Actually, I don't know which observations will be updated.

RW9
Diamond | Level 26 RW9
Diamond | Level 26

As I said above, Oracle generates a date/time stamp on data when something changes in the data row.  You query against that date/time to get rows which have changed in the timepoint your are interested.  At least Oracle Clinical does anyways.  I would ask your Oracle Administrator to provide you exact code to extract your data from your system with your requirements, as I have none of this information.

Patrick
Opal | Level 21

@india2016

I'm not sure if Oracle always creates such a datestamp as @RW9 wrote but it's certainly something which can be implemented in Oracle (i.e. using CDAC). 
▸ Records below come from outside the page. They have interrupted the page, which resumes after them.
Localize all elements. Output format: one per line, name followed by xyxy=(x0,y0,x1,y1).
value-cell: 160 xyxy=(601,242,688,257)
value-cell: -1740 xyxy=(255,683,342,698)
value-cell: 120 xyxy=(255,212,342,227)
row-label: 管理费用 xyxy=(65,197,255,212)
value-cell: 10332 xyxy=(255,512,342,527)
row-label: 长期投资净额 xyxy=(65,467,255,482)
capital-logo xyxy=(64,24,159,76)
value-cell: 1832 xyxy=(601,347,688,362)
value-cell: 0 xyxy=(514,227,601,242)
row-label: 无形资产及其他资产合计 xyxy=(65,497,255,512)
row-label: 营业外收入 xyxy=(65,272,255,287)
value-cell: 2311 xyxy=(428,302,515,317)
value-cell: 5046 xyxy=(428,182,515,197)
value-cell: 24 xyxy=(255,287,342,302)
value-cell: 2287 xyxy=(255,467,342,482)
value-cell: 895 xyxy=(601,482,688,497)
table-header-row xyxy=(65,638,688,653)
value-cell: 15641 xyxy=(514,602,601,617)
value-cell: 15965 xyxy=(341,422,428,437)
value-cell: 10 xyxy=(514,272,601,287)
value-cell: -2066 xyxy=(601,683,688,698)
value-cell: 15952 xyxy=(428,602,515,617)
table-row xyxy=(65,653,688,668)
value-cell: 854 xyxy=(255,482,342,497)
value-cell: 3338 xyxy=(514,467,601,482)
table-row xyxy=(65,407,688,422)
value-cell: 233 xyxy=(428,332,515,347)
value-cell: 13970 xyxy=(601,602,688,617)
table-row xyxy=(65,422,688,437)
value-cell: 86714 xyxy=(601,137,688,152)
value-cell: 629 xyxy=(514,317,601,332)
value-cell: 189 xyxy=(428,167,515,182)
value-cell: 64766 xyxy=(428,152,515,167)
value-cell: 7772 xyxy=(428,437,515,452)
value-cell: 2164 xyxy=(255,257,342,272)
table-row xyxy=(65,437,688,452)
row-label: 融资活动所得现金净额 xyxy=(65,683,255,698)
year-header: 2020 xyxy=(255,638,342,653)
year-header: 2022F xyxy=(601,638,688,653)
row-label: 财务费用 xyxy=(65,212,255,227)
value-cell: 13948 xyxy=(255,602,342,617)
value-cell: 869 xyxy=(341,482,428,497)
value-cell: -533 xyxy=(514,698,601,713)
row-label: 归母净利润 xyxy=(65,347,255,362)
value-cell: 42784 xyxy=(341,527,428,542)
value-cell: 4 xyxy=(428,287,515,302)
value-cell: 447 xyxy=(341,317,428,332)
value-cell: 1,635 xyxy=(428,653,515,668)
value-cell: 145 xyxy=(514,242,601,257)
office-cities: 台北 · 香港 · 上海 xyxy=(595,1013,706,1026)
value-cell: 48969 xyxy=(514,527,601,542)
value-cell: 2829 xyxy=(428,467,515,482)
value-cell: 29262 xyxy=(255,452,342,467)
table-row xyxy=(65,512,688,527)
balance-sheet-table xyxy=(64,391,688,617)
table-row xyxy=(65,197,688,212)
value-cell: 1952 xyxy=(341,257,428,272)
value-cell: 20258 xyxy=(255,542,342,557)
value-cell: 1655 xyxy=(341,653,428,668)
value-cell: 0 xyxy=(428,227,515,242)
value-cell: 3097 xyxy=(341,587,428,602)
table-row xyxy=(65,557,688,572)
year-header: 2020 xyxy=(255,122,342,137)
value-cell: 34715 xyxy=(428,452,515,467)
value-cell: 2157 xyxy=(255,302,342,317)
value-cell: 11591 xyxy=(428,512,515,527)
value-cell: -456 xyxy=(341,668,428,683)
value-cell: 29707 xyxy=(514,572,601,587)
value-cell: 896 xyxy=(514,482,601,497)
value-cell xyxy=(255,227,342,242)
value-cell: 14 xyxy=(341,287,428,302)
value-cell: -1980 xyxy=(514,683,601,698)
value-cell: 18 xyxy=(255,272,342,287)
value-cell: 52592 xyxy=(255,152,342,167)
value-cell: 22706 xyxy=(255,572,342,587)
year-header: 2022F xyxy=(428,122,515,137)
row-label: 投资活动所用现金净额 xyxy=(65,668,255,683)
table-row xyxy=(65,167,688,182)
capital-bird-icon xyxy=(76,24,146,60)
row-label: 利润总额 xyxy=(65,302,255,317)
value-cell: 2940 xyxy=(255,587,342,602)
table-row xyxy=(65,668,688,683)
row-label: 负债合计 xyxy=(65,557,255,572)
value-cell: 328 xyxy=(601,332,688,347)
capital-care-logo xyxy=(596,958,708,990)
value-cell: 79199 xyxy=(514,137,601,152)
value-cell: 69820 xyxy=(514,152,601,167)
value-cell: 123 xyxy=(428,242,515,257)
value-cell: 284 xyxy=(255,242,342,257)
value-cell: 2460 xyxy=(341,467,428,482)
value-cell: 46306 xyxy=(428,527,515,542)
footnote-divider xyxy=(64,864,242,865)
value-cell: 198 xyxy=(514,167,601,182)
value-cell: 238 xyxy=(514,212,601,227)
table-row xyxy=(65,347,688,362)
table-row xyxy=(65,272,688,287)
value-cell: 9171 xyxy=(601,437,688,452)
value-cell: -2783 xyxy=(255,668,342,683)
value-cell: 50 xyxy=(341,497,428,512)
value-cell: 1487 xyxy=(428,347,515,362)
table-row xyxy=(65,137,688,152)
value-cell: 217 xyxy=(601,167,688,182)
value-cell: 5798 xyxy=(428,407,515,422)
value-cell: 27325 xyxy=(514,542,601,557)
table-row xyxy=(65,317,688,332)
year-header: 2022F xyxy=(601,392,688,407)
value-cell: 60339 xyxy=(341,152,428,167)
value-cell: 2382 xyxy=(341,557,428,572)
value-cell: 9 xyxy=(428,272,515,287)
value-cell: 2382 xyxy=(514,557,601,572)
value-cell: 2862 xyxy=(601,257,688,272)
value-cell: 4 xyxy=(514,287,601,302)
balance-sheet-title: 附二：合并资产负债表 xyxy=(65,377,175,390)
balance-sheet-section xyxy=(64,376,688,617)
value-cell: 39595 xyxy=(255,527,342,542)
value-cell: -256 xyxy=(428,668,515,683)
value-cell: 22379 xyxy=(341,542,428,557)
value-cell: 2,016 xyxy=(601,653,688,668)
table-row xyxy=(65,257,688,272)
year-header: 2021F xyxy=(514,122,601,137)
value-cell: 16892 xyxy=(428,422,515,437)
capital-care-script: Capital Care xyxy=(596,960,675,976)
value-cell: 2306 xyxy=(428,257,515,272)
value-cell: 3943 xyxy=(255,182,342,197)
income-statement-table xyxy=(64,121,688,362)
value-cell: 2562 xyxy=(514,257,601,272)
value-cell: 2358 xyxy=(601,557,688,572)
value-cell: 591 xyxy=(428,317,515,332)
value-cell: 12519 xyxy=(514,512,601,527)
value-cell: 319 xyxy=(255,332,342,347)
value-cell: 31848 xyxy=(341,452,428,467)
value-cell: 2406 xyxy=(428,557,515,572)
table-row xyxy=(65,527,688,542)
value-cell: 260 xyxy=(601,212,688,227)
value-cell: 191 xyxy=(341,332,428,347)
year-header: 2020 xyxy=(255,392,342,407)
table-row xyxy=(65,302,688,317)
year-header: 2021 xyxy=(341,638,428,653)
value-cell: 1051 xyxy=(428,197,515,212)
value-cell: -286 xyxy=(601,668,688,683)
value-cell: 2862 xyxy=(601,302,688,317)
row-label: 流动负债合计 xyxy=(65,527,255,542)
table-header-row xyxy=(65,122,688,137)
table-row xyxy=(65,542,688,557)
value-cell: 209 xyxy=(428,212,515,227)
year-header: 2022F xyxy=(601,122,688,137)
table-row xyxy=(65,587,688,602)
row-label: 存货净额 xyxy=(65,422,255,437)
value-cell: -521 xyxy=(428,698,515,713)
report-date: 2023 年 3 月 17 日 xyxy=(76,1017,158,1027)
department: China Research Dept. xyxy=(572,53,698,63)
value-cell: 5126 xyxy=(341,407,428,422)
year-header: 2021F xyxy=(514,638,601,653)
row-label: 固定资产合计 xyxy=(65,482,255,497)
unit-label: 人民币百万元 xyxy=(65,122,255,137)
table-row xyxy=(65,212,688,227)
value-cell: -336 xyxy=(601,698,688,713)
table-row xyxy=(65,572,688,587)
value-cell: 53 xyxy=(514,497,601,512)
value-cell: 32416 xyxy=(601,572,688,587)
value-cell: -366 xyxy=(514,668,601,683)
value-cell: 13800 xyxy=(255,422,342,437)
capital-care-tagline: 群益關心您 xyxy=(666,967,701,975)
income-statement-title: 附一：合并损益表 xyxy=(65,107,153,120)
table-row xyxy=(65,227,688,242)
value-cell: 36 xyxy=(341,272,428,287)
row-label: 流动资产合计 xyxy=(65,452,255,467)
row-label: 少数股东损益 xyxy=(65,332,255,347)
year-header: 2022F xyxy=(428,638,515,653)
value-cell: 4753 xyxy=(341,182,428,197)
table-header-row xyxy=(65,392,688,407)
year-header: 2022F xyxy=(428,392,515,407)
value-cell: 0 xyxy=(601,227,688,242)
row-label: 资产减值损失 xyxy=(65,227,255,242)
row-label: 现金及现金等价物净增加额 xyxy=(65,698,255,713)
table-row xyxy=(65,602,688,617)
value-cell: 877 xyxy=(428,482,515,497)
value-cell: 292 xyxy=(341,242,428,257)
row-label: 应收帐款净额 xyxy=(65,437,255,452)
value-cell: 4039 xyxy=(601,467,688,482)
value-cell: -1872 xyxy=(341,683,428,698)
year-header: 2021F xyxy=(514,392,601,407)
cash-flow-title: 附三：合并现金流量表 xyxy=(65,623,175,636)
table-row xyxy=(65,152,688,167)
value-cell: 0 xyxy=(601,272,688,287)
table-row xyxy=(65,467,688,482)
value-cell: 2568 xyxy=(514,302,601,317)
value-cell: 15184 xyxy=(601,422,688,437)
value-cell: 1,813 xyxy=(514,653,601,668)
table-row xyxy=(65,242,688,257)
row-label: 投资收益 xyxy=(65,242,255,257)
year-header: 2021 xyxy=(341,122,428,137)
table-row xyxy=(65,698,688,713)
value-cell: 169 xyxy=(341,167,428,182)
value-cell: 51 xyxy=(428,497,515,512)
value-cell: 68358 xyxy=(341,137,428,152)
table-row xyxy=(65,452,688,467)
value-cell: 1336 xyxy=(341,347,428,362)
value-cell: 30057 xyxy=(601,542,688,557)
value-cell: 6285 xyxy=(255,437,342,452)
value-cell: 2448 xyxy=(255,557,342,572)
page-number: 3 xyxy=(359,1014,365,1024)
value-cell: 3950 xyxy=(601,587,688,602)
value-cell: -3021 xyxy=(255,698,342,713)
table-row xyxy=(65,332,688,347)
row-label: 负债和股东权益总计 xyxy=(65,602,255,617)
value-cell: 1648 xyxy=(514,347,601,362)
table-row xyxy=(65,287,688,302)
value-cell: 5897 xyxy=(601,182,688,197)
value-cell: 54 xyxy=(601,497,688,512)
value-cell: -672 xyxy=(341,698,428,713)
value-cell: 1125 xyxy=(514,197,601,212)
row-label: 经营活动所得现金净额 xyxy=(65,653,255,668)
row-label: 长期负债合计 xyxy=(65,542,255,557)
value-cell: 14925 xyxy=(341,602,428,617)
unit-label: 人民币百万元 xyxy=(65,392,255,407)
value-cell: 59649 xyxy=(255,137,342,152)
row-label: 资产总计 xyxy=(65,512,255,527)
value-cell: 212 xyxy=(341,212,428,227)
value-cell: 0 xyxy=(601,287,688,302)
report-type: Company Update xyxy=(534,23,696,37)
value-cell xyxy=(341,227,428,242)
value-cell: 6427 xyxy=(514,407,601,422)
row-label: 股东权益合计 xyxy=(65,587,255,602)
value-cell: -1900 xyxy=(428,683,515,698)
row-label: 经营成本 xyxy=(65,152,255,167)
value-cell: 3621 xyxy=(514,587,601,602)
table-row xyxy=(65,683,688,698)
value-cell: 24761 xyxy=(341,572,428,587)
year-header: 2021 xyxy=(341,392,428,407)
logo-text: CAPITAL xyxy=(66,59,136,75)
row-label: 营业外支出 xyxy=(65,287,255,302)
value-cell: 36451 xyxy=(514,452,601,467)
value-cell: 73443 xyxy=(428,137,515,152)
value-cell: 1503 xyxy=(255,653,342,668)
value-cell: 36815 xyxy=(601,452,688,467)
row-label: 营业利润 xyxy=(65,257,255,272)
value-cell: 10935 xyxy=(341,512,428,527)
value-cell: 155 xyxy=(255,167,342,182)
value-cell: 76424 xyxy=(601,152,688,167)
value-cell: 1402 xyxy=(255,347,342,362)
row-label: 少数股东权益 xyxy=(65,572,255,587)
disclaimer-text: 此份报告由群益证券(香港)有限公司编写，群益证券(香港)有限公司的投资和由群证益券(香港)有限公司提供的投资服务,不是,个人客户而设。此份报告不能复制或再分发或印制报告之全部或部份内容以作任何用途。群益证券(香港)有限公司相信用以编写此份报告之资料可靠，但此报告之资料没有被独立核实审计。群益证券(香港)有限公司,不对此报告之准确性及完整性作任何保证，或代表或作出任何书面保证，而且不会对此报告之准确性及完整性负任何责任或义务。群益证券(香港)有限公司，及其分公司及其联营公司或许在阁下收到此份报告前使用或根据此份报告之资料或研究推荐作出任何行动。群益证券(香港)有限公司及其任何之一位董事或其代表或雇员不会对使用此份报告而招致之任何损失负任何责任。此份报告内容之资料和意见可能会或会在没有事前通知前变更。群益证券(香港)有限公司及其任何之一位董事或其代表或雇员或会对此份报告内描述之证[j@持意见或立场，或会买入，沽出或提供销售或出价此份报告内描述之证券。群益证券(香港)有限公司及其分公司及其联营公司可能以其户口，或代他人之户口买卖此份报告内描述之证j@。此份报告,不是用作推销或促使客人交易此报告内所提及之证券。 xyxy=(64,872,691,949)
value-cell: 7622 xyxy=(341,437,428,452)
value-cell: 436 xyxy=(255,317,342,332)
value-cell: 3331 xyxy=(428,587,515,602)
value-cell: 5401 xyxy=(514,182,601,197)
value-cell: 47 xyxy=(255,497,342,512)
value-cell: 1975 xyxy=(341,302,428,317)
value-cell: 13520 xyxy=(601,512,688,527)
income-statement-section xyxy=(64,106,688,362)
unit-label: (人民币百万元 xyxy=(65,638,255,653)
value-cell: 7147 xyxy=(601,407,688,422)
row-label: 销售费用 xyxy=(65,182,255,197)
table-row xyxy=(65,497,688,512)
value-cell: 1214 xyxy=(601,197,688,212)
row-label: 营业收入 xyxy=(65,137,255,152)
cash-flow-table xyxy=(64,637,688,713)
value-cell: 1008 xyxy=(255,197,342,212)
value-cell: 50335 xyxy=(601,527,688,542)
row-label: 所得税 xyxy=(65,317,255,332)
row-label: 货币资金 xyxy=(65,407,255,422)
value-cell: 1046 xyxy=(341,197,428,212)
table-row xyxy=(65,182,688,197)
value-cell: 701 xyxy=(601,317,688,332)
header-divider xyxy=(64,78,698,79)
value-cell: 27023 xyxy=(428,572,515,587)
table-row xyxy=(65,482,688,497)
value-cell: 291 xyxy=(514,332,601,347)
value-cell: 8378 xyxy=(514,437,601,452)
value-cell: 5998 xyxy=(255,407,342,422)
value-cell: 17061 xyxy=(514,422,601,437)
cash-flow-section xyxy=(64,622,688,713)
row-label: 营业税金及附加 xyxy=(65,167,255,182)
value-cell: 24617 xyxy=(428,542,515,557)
I guess you're not only interested in updated records but also in deleted and newly inserted ones.

 

Have a chat with your Oracle DBA on how to best implement for your requirement. May be everything is already set-up and ready for you, may be there are first some configuration changes on the Oracle side required.

 

If I would have designed your Oracle table then it would have a created date and an updated date column. Check your table if there is already something like that there. If it is then you need nothing else than implementing a control table where you maintain the last date you've run your ETL and pick-up all records with a more current date - and then update your control table with the most current date you've processed.